An Integrated Working Fluid for Blocking Removal and Sand Control in Offshore Wells Blocked by Particle Migration
WU Shaowei, ZHOU Hongyu, LIN Kexiong, YUAN Hui, LUO Gang, HU Youlin
2021, 38(3): 391-396. doi: 10.3969/j.issn.1001-5620.2021.03.023
Abstract:
In view of the serious decline in productivity of wells blocked by particle migration in offshore oil fields, the conventional technological measures of sand control after acid plugging removal often have shortcomings such as long operation period, high cost and poor construction effect.
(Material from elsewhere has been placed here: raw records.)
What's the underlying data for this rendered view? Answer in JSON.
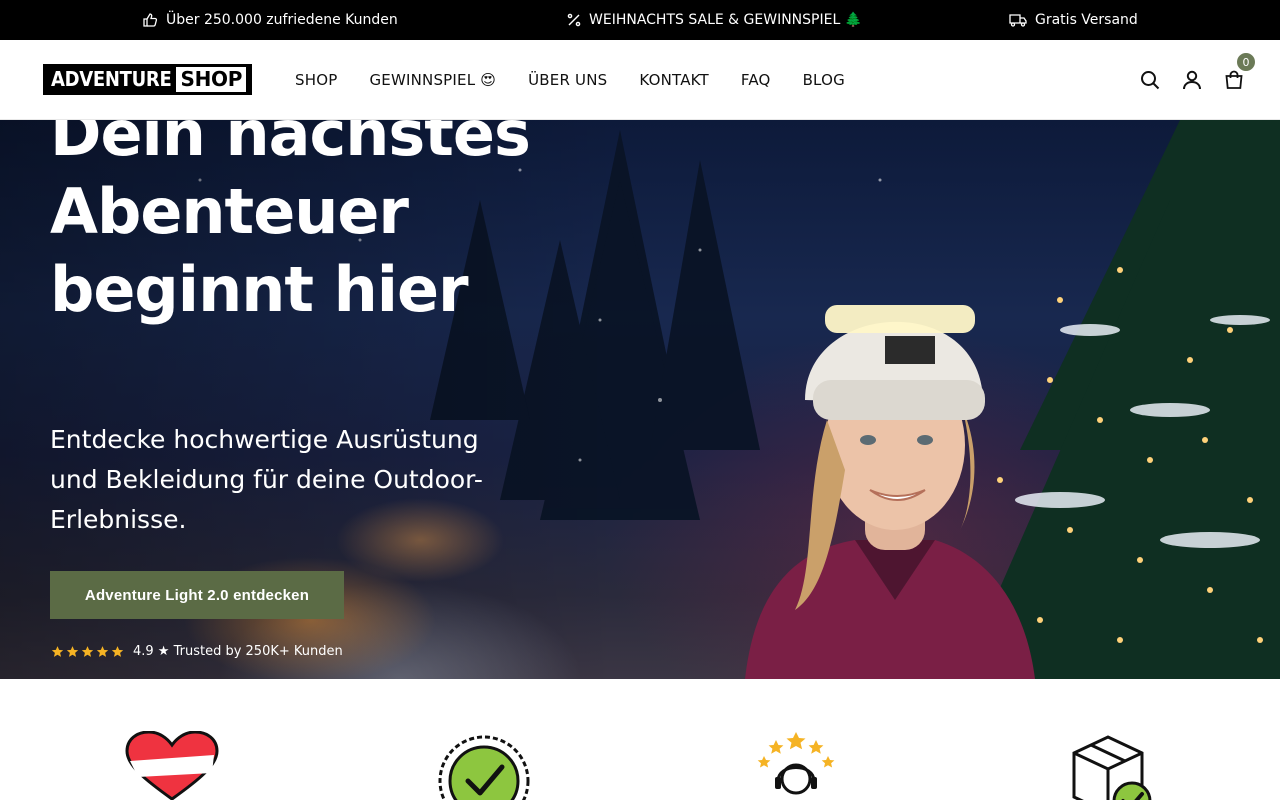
{
  "announcement": {
    "customers_text": "Über 250.000 zufriedene Kunden",
    "sale_text": "WEIHNACHTS SALE & GEWINNSPIEL 🌲",
    "shipping_text": "Gratis Versand",
    "icons": [
      "thumbs-up-icon",
      "percent-icon",
      "truck-icon"
    ]
  },
  "header": {
    "logo_part1": "ADVENTURE",
    "logo_part2": "SHOP",
    "nav": [
      {
        "label": "SHOP"
      },
      {
        "label": "GEWINNSPIEL 😍"
      },
      {
        "label": "ÜBER UNS"
      },
      {
        "label": "KONTAKT"
      },
      {
        "label": "FAQ"
      },
      {
        "label": "BLOG"
      }
    ],
    "cart_count": "0",
    "icons": [
      "search-icon",
      "account-icon",
      "cart-icon"
    ],
    "badge_color": "#6b7a57"
  },
  "hero": {
    "title": "Dein nächstes Abenteuer beginnt hier",
    "subtitle": "Entdecke hochwertige Ausrüstung und Bekleidung für deine Outdoor-Erlebnisse.",
    "cta_label": "Adventure Light 2.0 entdecken",
    "cta_color": "#5b6b45",
    "rating_text": "4.9 ★ Trusted by 250K+ Kunden",
    "rating_stars": 5,
    "star_color": "#f5b324"
  },
  "features": {
    "icons": [
      "austria-heart-icon",
      "quality-check-badge-icon",
      "customer-support-stars-icon",
      "package-delivery-icon"
    ]
  }
}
Therefore, the integrated technological measures of understanding plugging and controlling sand are studied. With compound organic acid HCW-2, resin HWR301S and curing agent HWR302S as main treating agents, a set of integrated working fluid system for removing blockage and controlling sand suitable for wells blocked by particle migration in offshore oil fields was developed, and its comprehensive performance was evaluated. The results show that the system has strong sand control ability and can still maintain high sand control efficiency under high flow rate (120 mL/min) and long time (720 min) displacement. Injection of integrated working fluid for plug removal and sand control can effectively remove the plug damage caused by particle migration, and the greater the injection flow rate, the better the plug removal effect; In addition, the system has low viscosity, pH value and surface tension, which is beneficial to its injection and flowback. The system has good anti-swelling performance, corrosion inhibition performance and stable iron/calcium ion performance, which can ensure the safety of the construction process and will not cause secondary damage to the formation. According to the comprehensive analysis of the research results, the developed integrated working fluid system for plug removal and sand control can not only remove the blockage caused by particle migration, but also play a good role in sand control, thus achieving the purpose of long-term plug removal and increasing production.